To address these new allegations, Apple continues to rely on longstanding guanxi in the way it interacts with Foxconn, maintaining an attitude and posture of respect and collaboration while avoiding any finger-pointing or blame. As an example, consider Apple’s official public response to the allegations:

Apple said that, after conducting an investigation, it found the “percentage of [temporary] workers exceeded our standards” and that it is “working closely with Foxconn to resolve this issue.” It added that when it finds issues, it works with suppliers to “take immediate corrective action.” Foxconn Technology Group also confirmed the dispatch worker violation following an operational review.

(Gurman, 2019)

This approach has been consistent in Apple’s public commentary regarding its relationship with Foxconn and Gou, from 2010 to the present day. The effectiveness of this approach is reflected in Foxconn’s rhetoric following the CLW allegations. Instead of evasion and denial, the company said its

work to address the issues identified in our Zhengzhou facility continues and we will closely monitor the situation. We will not hesitate to take any additional steps that might be required to meet the high standards we set for our operations.

(Gurman, 2019)

In sum, addressing the 2010 crises at Foxconn in the way Apple did, it helped to develop their most important global supplier into a company that effectively responds and communicates with Western audiences on human rights challenges. This is no small achievement in protecting human rights.
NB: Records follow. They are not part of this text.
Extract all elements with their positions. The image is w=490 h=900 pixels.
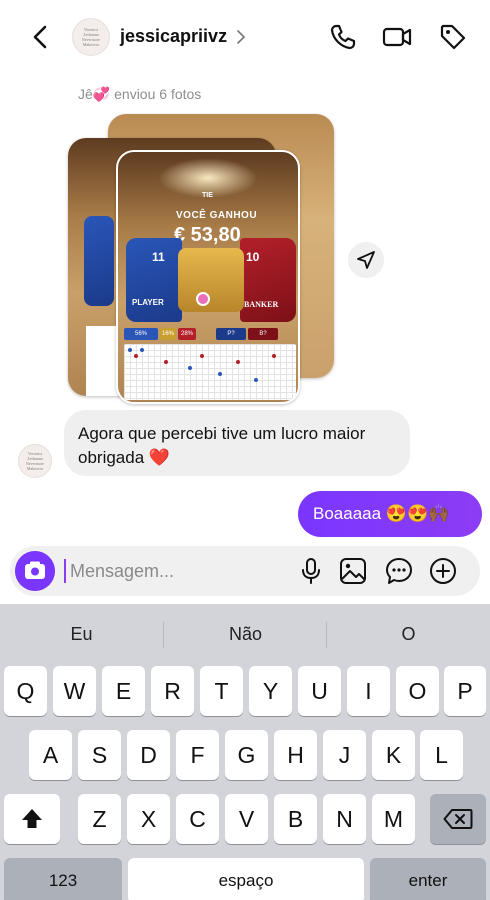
chevron-right-icon[interactable]: [236, 30, 246, 44]
key-q[interactable]: Q: [4, 666, 47, 716]
sent-message[interactable]: Boaaaaa 😍😍🙌🏾: [298, 491, 482, 537]
shared-photos-note: Jê💞 enviou 6 fotos: [78, 86, 201, 103]
stat-player: 56%: [124, 328, 158, 340]
key-d[interactable]: D: [127, 730, 170, 780]
back-arrow-icon[interactable]: [26, 22, 56, 52]
key-h[interactable]: H: [274, 730, 317, 780]
suggestion-o[interactable]: O: [327, 616, 490, 652]
key-c[interactable]: C: [176, 794, 219, 844]
chat-header: Veronica Zeilmann Nevermore Makeover jes…: [0, 0, 490, 72]
shift-key[interactable]: [4, 794, 60, 844]
banker-score: 10: [246, 250, 260, 264]
contact-avatar[interactable]: Veronica Zeilmann Nevermore Makeover: [72, 18, 110, 56]
key-e[interactable]: E: [102, 666, 145, 716]
keyboard: Eu Não O Q W E R T Y U I O P A S D F G H…: [0, 604, 490, 900]
key-s[interactable]: S: [78, 730, 121, 780]
share-send-icon[interactable]: [348, 242, 384, 278]
plus-circle-icon[interactable]: [428, 556, 458, 586]
numbers-key[interactable]: 123: [4, 858, 122, 900]
key-n[interactable]: N: [323, 794, 366, 844]
player-panel-back: [84, 216, 114, 306]
video-camera-icon[interactable]: [382, 22, 412, 52]
phone-icon[interactable]: [328, 22, 358, 52]
message-input[interactable]: [70, 554, 280, 588]
sender-name: Jê: [78, 86, 93, 102]
message-composer: [10, 546, 480, 596]
key-l[interactable]: L: [420, 730, 463, 780]
key-k[interactable]: K: [372, 730, 415, 780]
sender-avatar[interactable]: Veronica Zeilmann Nevermore Makeover: [18, 444, 52, 478]
key-a[interactable]: A: [29, 730, 72, 780]
sender-avatar-text: Veronica Zeilmann Nevermore Makeover: [26, 451, 44, 471]
key-v[interactable]: V: [225, 794, 268, 844]
key-r[interactable]: R: [151, 666, 194, 716]
key-i[interactable]: I: [347, 666, 390, 716]
key-t[interactable]: T: [200, 666, 243, 716]
won-label: VOCÊ GANHOU: [176, 210, 258, 221]
player-score: 11: [152, 250, 165, 264]
photo-card-front[interactable]: TIE VOCÊ GANHOU € 53,80 11 10 PLAYER BAN…: [116, 150, 300, 404]
center-panel: [178, 248, 244, 312]
sticker-chat-icon[interactable]: [384, 556, 414, 586]
banker-label: BANKER: [244, 300, 279, 309]
key-u[interactable]: U: [298, 666, 341, 716]
image-icon[interactable]: [338, 556, 368, 586]
shift-icon: [22, 809, 42, 828]
avatar-text: Veronica Zeilmann Nevermore Makeover: [81, 27, 100, 47]
key-m[interactable]: M: [372, 794, 415, 844]
key-p[interactable]: P: [444, 666, 486, 716]
key-x[interactable]: X: [127, 794, 170, 844]
stats-row: 56% 16% 28% P? B?: [124, 328, 296, 340]
bet-chip: [196, 292, 210, 306]
camera-icon[interactable]: [15, 551, 55, 591]
photo-stack[interactable]: TIE VOCÊ GANHOU € 53,80 11 10 PLAYER BAN…: [68, 112, 340, 404]
key-g[interactable]: G: [225, 730, 268, 780]
suggestion-nao[interactable]: Não: [164, 616, 327, 652]
player-label: PLAYER: [132, 298, 164, 307]
stat-tie: 16%: [160, 328, 176, 340]
space-key[interactable]: espaço: [128, 858, 364, 900]
key-o[interactable]: O: [396, 666, 439, 716]
microphone-icon[interactable]: [296, 556, 326, 586]
enter-key[interactable]: enter: [370, 858, 486, 900]
key-y[interactable]: Y: [249, 666, 292, 716]
backspace-key[interactable]: [430, 794, 486, 844]
backspace-icon: [443, 809, 473, 829]
key-z[interactable]: Z: [78, 794, 121, 844]
won-amount: € 53,80: [174, 224, 241, 246]
shared-action: enviou 6 fotos: [114, 86, 202, 102]
text-cursor: [64, 559, 66, 583]
received-message[interactable]: Agora que percebi tive um lucro maior ob…: [64, 410, 410, 476]
key-w[interactable]: W: [53, 666, 96, 716]
tag-icon[interactable]: [438, 22, 468, 52]
contact-username[interactable]: jessicapriivz: [120, 26, 227, 47]
heart-emoji: 💞: [92, 86, 111, 102]
stat-banker: 28%: [178, 328, 196, 340]
score-grid: [124, 344, 296, 400]
key-f[interactable]: F: [176, 730, 219, 780]
key-j[interactable]: J: [323, 730, 366, 780]
key-b[interactable]: B: [274, 794, 317, 844]
stat-banker-pair: B?: [248, 328, 278, 340]
stat-player-pair: P?: [216, 328, 246, 340]
tie-label: TIE: [202, 192, 213, 199]
suggestion-eu[interactable]: Eu: [0, 616, 163, 652]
It should be noted that, while Apple has been successful in addressing human rights concerns in its manufacturing supply chain at Foxconn— reflecting that, unlike Google and Facebook, it is primarily a hardware company—it has been less adept at addressing more human rights issues emanating from the software side of its business. For example, the company has come under criticism from activist shareholders and human rights advocates for removing virtual networking (VPN) apps—which enable users to avoid China’s internet censorship and access foreign news outlets—from its App store. Responding to this criticism in September 2020, Apple published a human rights policy, “Our Commitment to Human Rights,” in which it claimed, without much explanation or apparent justification, to be “based on” the UNGPs (Apple, Inc. 2020). While the policy, which fails to mention China, acknowledged “the critical importance of an open society in which information flows freely,” this affirmation was undercut by the company’s dubious claim in the next breath that “we’re convinced the best way we can continue to promote openness is to remain engaged, even where we may disagree with a country’s laws.” Apple’s “UNGP-wrashing” human rights policy was, to say the least, a disappointing pronouncement for a company that, under CEO Tim Cook’s leadership, has claimed to be a defender of the freedom of speech and privacy of its customers. Because of its decades of experience and plethora of strong relationships with Chinese government officials, Apple is certainly capable of taking a stronger stand on internet freedom and it most certainly has a moral duty to do so.